Are you facing an eviction from your rented premises? If so, here are the rights you have under the California Residential Landlord & Tenant Act.

Just like tenants, landlords in California have a number of responsibilities that they must abide by under the law. Among these is the duty to carry out a proper eviction process when removing a tenant from their rental property.

The following is a guide to the rights California tenants have during eviction.

California Tenant Rights During Eviction

#1: You have a right to be notified.

A landlord must inform you through a written notice that they are looking to evict you from their rental property. In California, the eviction notice must be in either English or Spanish.

It must also mention the reason for the eviction, as well as what the tenant must do within the notice period.

If the landlord is evicting you for failing to pay rent, for instance, the landlord must provide you a 3-Day Notice to Pay or Quit. This will notify you that the landlord is evicting you for failing to pay rent, and will give you the option to either pay the rent balance or move out within 3 days.

#2: You have a right to fight the eviction.

If the landlord files an eviction lawsuit in court, you’ll have the opportunity to file an answer. You must file it within 5 business days after being served with a copy of the Summons and Complaint.

To fight the eviction, you must provide a legal reason why you shouldn’t be forced out of the property. For instance, you paid the rent balance within the notice period, didn’t violate the lease as alleged, or the landlord carried out an illegal eviction exercise.

Here is a comprehensive guide on how you can stop, delay, fight, or win an eviction case in California.

#3: You have a right to continue staying at the property until the court has made a determination.

Landlords in California, just like everywhere in the country, cannot force tenants out of their rental premises. The landlord must wait until they have obtained a court order in order to remove you from the property. And even then, it’s only the sheriff that can carry out the physical removal process.

#4: You have a right to a legal eviction process.

Can a landlord evict you for no reason in California? Of course, not!

The landlord must have a legitimate reason for the eviction. Examples of legitimate reasons for tenant eviction include failing to pay rent, engaging in illegal activity while at the rental property, and violating a term of the lease agreement.

Aside from having a legitimate reason for eviction, the landlord must also strictly follow the law from the beginning to the end. The following is a basic overview of the California eviction process.

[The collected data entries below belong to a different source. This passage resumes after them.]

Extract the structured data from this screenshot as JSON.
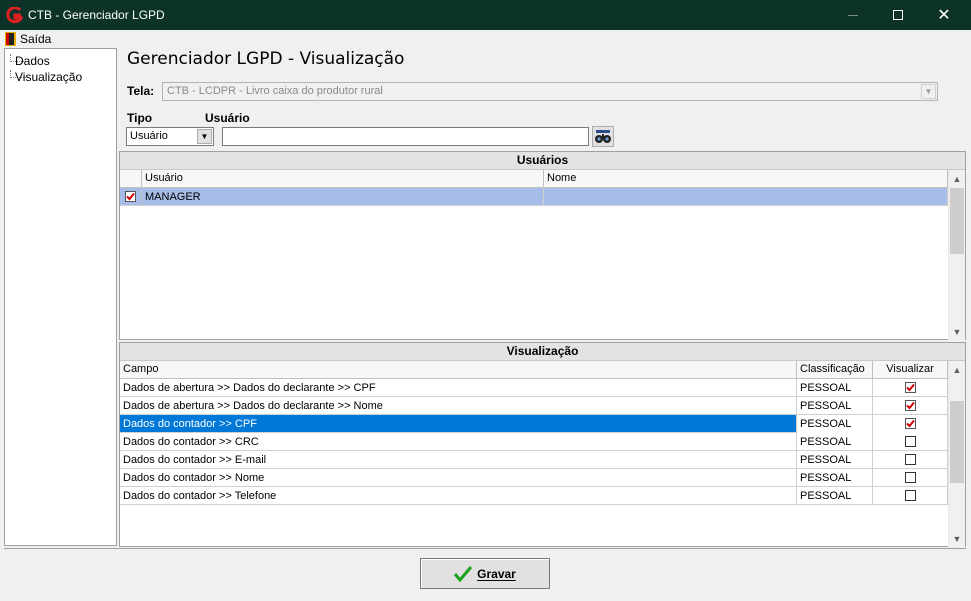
{
  "window": {
    "title": "CTB - Gerenciador LGPD",
    "minimize": "—",
    "maximize": "☐",
    "close": "✕"
  },
  "menu": {
    "exit_label": "Saída"
  },
  "tree": {
    "items": [
      {
        "label": "Dados"
      },
      {
        "label": "Visualização"
      }
    ]
  },
  "header": {
    "title": "Gerenciador LGPD - Visualização"
  },
  "form": {
    "tela_label": "Tela:",
    "tela_value": "CTB - LCDPR - Livro caixa do produtor rural",
    "tipo_label": "Tipo",
    "tipo_value": "Usuário",
    "usuario_label": "Usuário",
    "usuario_value": ""
  },
  "users_grid": {
    "title": "Usuários",
    "columns": [
      "Usuário",
      "Nome"
    ],
    "rows": [
      {
        "checked": true,
        "usuario": "MANAGER",
        "nome": ""
      }
    ]
  },
  "view_grid": {
    "title": "Visualização",
    "columns": [
      "Campo",
      "Classificação",
      "Visualizar"
    ],
    "rows": [
      {
        "campo": "Dados de abertura >>  Dados do declarante  >> CPF",
        "classificacao": "PESSOAL",
        "visualizar": true
      },
      {
        "campo": "Dados de abertura >>  Dados do declarante  >> Nome",
        "classificacao": "PESSOAL",
        "visualizar": true
      },
      {
        "campo": "Dados do contador >> CPF",
        "classificacao": "PESSOAL",
        "visualizar": true
      },
      {
        "campo": "Dados do contador >> CRC",
        "classificacao": "PESSOAL",
        "visualizar": false
      },
      {
        "campo": "Dados do contador >> E-mail",
        "classificacao": "PESSOAL",
        "visualizar": false
      },
      {
        "campo": "Dados do contador >> Nome",
        "classificacao": "PESSOAL",
        "visualizar": false
      },
      {
        "campo": "Dados do contador >> Telefone",
        "classificacao": "PESSOAL",
        "visualizar": false
      }
    ]
  },
  "buttons": {
    "save_label": "Gravar"
  },
  "colors": {
    "titlebar": "#0d3328",
    "user_row_selected": "#a6bde7",
    "view_row_selected": "#0078d7",
    "check_mark": "#d00000",
    "save_check": "#1aa31a"
  }
}
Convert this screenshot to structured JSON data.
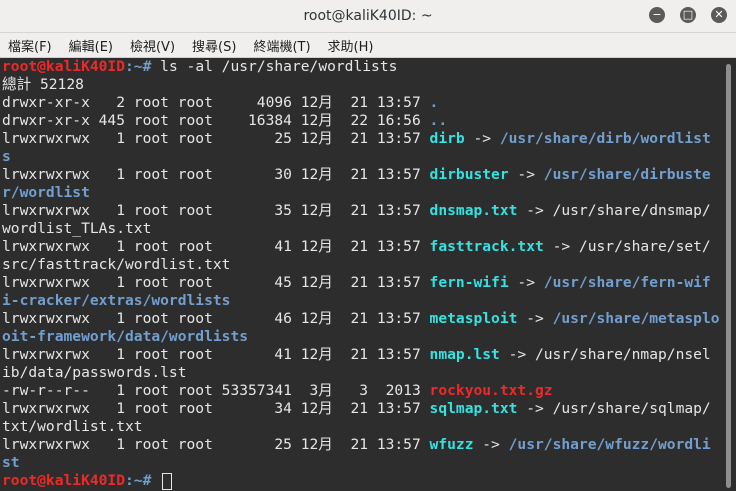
{
  "window": {
    "title": "root@kaliK40ID: ~",
    "min_glyph": "−",
    "max_glyph": "□",
    "close_glyph": "✕"
  },
  "menu": [
    "檔案(F)",
    "編輯(E)",
    "檢視(V)",
    "搜尋(S)",
    "終端機(T)",
    "求助(H)"
  ],
  "prompt": {
    "user_host": "root@kaliK40ID",
    "path": ":~# ",
    "path_idle": ":~# "
  },
  "command": "ls -al /usr/share/wordlists",
  "total": "總計 52128",
  "lines": {
    "l02_info": "drwxr-xr-x   2 root root     4096 12月  21 13:57 ",
    "l02_name": ".",
    "l03_info": "drwxr-xr-x 445 root root    16384 12月  22 16:56 ",
    "l03_name": "..",
    "l04_info": "lrwxrwxrwx   1 root root       25 12月  21 13:57 ",
    "l04_name": "dirb",
    "l04_arrow": " -> ",
    "l04_target": "/usr/share/dirb/wordlist",
    "l05_target": "s",
    "l06_info": "lrwxrwxrwx   1 root root       30 12月  21 13:57 ",
    "l06_name": "dirbuster",
    "l06_arrow": " -> ",
    "l06_target": "/usr/share/dirbuste",
    "l07_target": "r/wordlist",
    "l08_info": "lrwxrwxrwx   1 root root       35 12月  21 13:57 ",
    "l08_name": "dnsmap.txt",
    "l08_rest": " -> /usr/share/dnsmap/",
    "l09_rest": "wordlist_TLAs.txt",
    "l10_info": "lrwxrwxrwx   1 root root       41 12月  21 13:57 ",
    "l10_name": "fasttrack.txt",
    "l10_rest": " -> /usr/share/set/",
    "l11_rest": "src/fasttrack/wordlist.txt",
    "l12_info": "lrwxrwxrwx   1 root root       45 12月  21 13:57 ",
    "l12_name": "fern-wifi",
    "l12_arrow": " -> ",
    "l12_target": "/usr/share/fern-wif",
    "l13_target": "i-cracker/extras/wordlists",
    "l14_info": "lrwxrwxrwx   1 root root       46 12月  21 13:57 ",
    "l14_name": "metasploit",
    "l14_arrow": " -> ",
    "l14_target": "/usr/share/metasplo",
    "l15_target": "oit-framework/data/wordlists",
    "l16_info": "lrwxrwxrwx   1 root root       41 12月  21 13:57 ",
    "l16_name": "nmap.lst",
    "l16_rest": " -> /usr/share/nmap/nsel",
    "l17_rest": "ib/data/passwords.lst",
    "l18_info": "-rw-r--r--   1 root root 53357341  3月   3  2013 ",
    "l18_name": "rockyou.txt.gz",
    "l19_info": "lrwxrwxrwx   1 root root       34 12月  21 13:57 ",
    "l19_name": "sqlmap.txt",
    "l19_rest": " -> /usr/share/sqlmap/",
    "l20_rest": "txt/wordlist.txt",
    "l21_info": "lrwxrwxrwx   1 root root       25 12月  21 13:57 ",
    "l21_name": "wfuzz",
    "l21_arrow": " -> ",
    "l21_target": "/usr/share/wfuzz/wordli",
    "l22_target": "st"
  }
}
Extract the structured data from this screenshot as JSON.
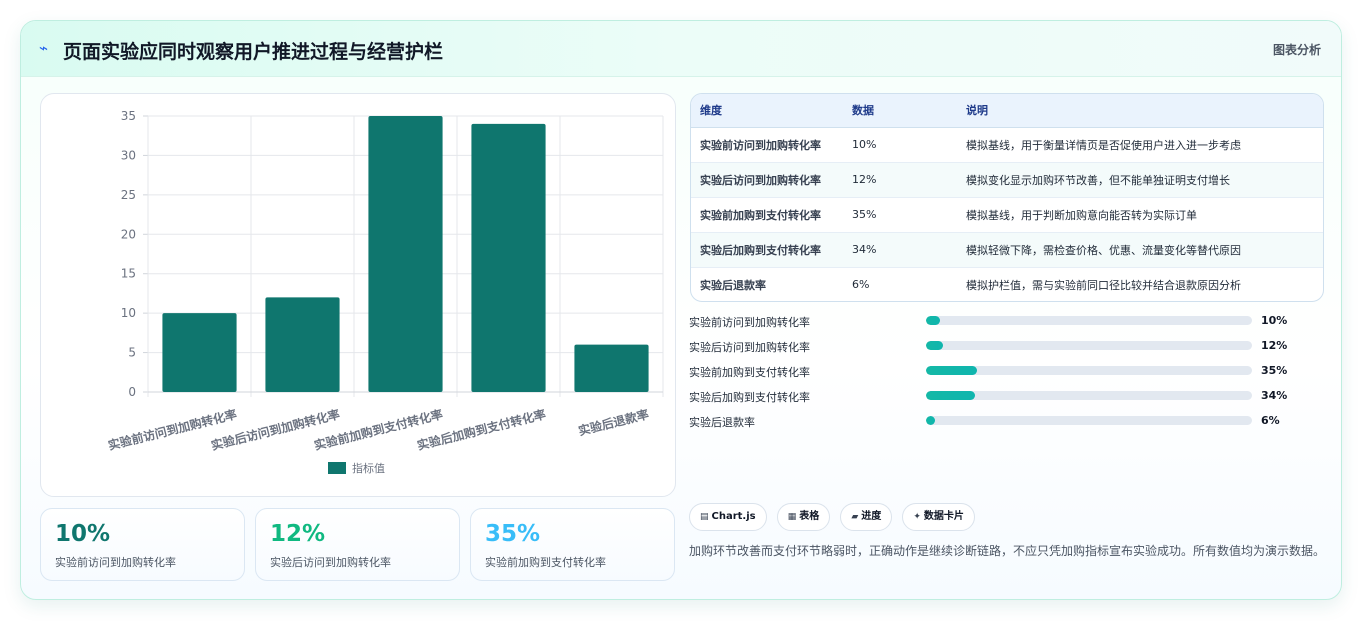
{
  "header": {
    "title_icon": "trend-icon",
    "title": "页面实验应同时观察用户推进过程与经营护栏",
    "tag": "图表分析"
  },
  "chart_data": {
    "type": "bar",
    "categories": [
      "实验前访问到加购转化率",
      "实验后访问到加购转化率",
      "实验前加购到支付转化率",
      "实验后加购到支付转化率",
      "实验后退款率"
    ],
    "series": [
      {
        "name": "指标值",
        "values": [
          10,
          12,
          35,
          34,
          6
        ]
      }
    ],
    "ylim": [
      0,
      35
    ],
    "yticks": [
      0,
      5,
      10,
      15,
      20,
      25,
      30,
      35
    ],
    "grid": true,
    "legend": "bottom",
    "color": "#0f766e"
  },
  "stats": [
    {
      "value": "10%",
      "label": "实验前访问到加购转化率",
      "color": "#0f766e"
    },
    {
      "value": "12%",
      "label": "实验后访问到加购转化率",
      "color": "#10b981"
    },
    {
      "value": "35%",
      "label": "实验前加购到支付转化率",
      "color": "#38bdf8"
    }
  ],
  "table": {
    "headers": [
      "维度",
      "数据",
      "说明"
    ],
    "rows": [
      [
        "实验前访问到加购转化率",
        "10%",
        "模拟基线，用于衡量详情页是否促使用户进入进一步考虑"
      ],
      [
        "实验后访问到加购转化率",
        "12%",
        "模拟变化显示加购环节改善，但不能单独证明支付增长"
      ],
      [
        "实验前加购到支付转化率",
        "35%",
        "模拟基线，用于判断加购意向能否转为实际订单"
      ],
      [
        "实验后加购到支付转化率",
        "34%",
        "模拟轻微下降，需检查价格、优惠、流量变化等替代原因"
      ],
      [
        "实验后退款率",
        "6%",
        "模拟护栏值，需与实验前同口径比较并结合退款原因分析"
      ]
    ]
  },
  "progress": [
    {
      "label": "实验前访问到加购转化率",
      "value": 10,
      "text": "10%"
    },
    {
      "label": "实验后访问到加购转化率",
      "value": 12,
      "text": "12%"
    },
    {
      "label": "实验前加购到支付转化率",
      "value": 35,
      "text": "35%"
    },
    {
      "label": "实验后加购到支付转化率",
      "value": 34,
      "text": "34%"
    },
    {
      "label": "实验后退款率",
      "value": 6,
      "text": "6%"
    }
  ],
  "progress_max": 225,
  "chips": [
    {
      "icon": "chart-icon",
      "glyph": "▤",
      "label": "Chart.js"
    },
    {
      "icon": "table-icon",
      "glyph": "▦",
      "label": "表格"
    },
    {
      "icon": "progress-icon",
      "glyph": "▰",
      "label": "进度"
    },
    {
      "icon": "sparkle-icon",
      "glyph": "✦",
      "label": "数据卡片"
    }
  ],
  "note": "加购环节改善而支付环节略弱时，正确动作是继续诊断链路，不应只凭加购指标宣布实验成功。所有数值均为演示数据。"
}
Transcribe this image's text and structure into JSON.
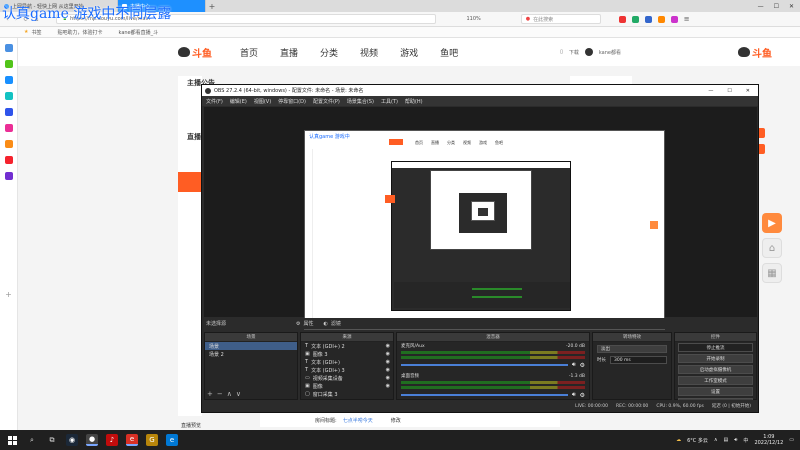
{
  "overlay_caption": "认真game 游戏中不同层露",
  "browser": {
    "tabs": [
      {
        "label": "上网导航 - 轻快上网 从这里开始",
        "active": false
      },
      {
        "label": "主播中心",
        "active": true
      }
    ],
    "new_tab": "+",
    "url": "https://mp.douyu.com/live/main",
    "zoom": "110%",
    "search_placeholder": "在此搜索",
    "bookmarks_label": "书签",
    "bookmark_items": [
      "贴吧助力，体验打卡",
      "kane都看直播_斗"
    ]
  },
  "site": {
    "logo": "斗鱼",
    "logo_sub": "DOUYU.COM",
    "nav": [
      "首页",
      "直播",
      "分类",
      "视频",
      "游戏",
      "鱼吧"
    ],
    "download": "下载",
    "username": "kane都看",
    "left_panel_title": "主播公告",
    "left_panel_sub": "直播设置",
    "bottom_left": "直播预览",
    "bottom_line_label": "房间标题:",
    "bottom_line_value": "七点半唠今天",
    "bottom_line_action": "修改"
  },
  "obs": {
    "title": "OBS 27.2.4 (64-bit, windows) - 配置文件: 未命名 - 场景: 未命名",
    "menu": [
      "文件(F)",
      "编辑(E)",
      "视图(V)",
      "停靠窗口(D)",
      "配置文件(P)",
      "场景集合(S)",
      "工具(T)",
      "帮助(H)"
    ],
    "source_label": "未选择源",
    "prop_btn": "属性",
    "filter_btn": "滤镜",
    "docks": {
      "scenes": "场景",
      "sources": "来源",
      "mixer": "混音器",
      "transitions": "转场特效",
      "controls": "控件"
    },
    "scenes": [
      {
        "label": "场景",
        "selected": true
      },
      {
        "label": "场景 2",
        "selected": false
      }
    ],
    "sources": [
      "文本 (GDI+) 2",
      "图像 3",
      "文本 (GDI+)",
      "文本 (GDI+) 3",
      "视频采集设备",
      "图像",
      "窗口采集 3"
    ],
    "mixer": [
      {
        "name": "麦克风/Aux",
        "db": "-20.0 dB"
      },
      {
        "name": "桌面音频",
        "db": "-1.3 dB"
      }
    ],
    "transition": {
      "type": "淡出",
      "duration_label": "时长",
      "duration": "300 ms"
    },
    "controls": [
      "停止推流",
      "开始录制",
      "启动虚拟摄像机",
      "工作室模式",
      "设置",
      "退出"
    ],
    "status": [
      "LIVE: 00:00:00",
      "REC: 00:00:00",
      "CPU: 0.9%, 60.00 fps",
      "延迟 (0 | 初始开始)"
    ]
  },
  "right_tools": [
    "直播",
    "主页",
    "扫码"
  ],
  "taskbar": {
    "weather": "6°C 多云",
    "time": "1:09",
    "date": "2022/12/12",
    "input_method": "中"
  },
  "colors": {
    "brand": "#ff5d23",
    "obs_bg": "#2b2b2b",
    "taskbar": "#202020",
    "tab_active": "#1e90ff"
  }
}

  • The landlord must serve you an appropriate eviction notice. For instance, if you fail to pay rent, the landlord must serve you a 3-Day Notice to Pay or Quit.
  • If the matter remains unresolved, the landlord may file an eviction lawsuit in court. And if they do, they must serve you a copy of the Summons and Complaint.
  • You will then get an opportunity to file an answer to the complaint.
  • The court will then set a hearing date and you’ll have an opportunity to present your case.

If the landlord tries to evict you in any other way, you may be able to sue them for wrongful eviction in California.

Additionally, your landlord must not try to you for discriminatory- or retaliatory reasons.

Frequently Asked Questions (FAQ): California Tenant Rights During Eviction

Q: What is wrongful eviction in California?

A: A wrongful eviction in California is one that isn’t justified by law. It may mean that either the landlord didn’t have a legitimate reason to carry out the eviction, or that they violated the tenant’s right during the eviction.

The following are examples of wrongful evictions in California.

  • Evicting a tenant without following the proper procedure, such as having a legal reason.
  • Evicting a tenant due to their race, color, religion, nationality, familial status, or any other protected class.
  • Evicting a tenant as a retaliatory tactic after they exercised a legal right. For instance, California tenants have a right to withhold rent payments due to uninhabitable living conditions. You may not then try to evict the tenant for failing to pay rent.
  • Carrying out a constructive eviction. This is where a landlord creates unbearable conditions for the tenant to force them out.

Q: What is a self-help eviction in California?

A: It’s illegal for landlords to carry out self-help evictions in California. A self-help eviction is where a landlord singularly tries to evict a tenant through illegal methods.

Examples of self-help evictions in California include locking the tenant out, shutting down utilities, or removing the tenant’s personal belongings from the unit.

There are a few situations where a landlord may be able to carry out a self-help eviction in California, though. For example, your landlord may be able to change the locks if they have sufficient reasons to believe you have abandoned the property. But even then, the landlord must still provide you with proper notice before changing the locks.

Q: How much notice does a landlord have to give to evict a tenant in California?

A: The amount of notice to give will depend on the specific reason for eviction. If evicting a tenant for failing to pay rent, you must give them a 3 days’ notice. If evicting a tenant on a month-to-month lease, you must provide them with a 30/60 days’ notice, depending on the length of time they have been renting the property.

Q: What a landlord cannot do in California?

A: There are many things a landlord cannot do in California. From illegal evictions, to illegal security deposit deductions, to illegal rent raises, to unlivable conditions, the guide covers everything.


There you have it – California tenant rights during eviction. If you have reasons to believe the landlord has violated any of these rights, you should seek expert attorney services.

Disclosure: The content herein isn’t a substitute for advice from a professional attorney. It’s only meant to serve educational purposes. If you have a specific question, kindly seek expert attorney services.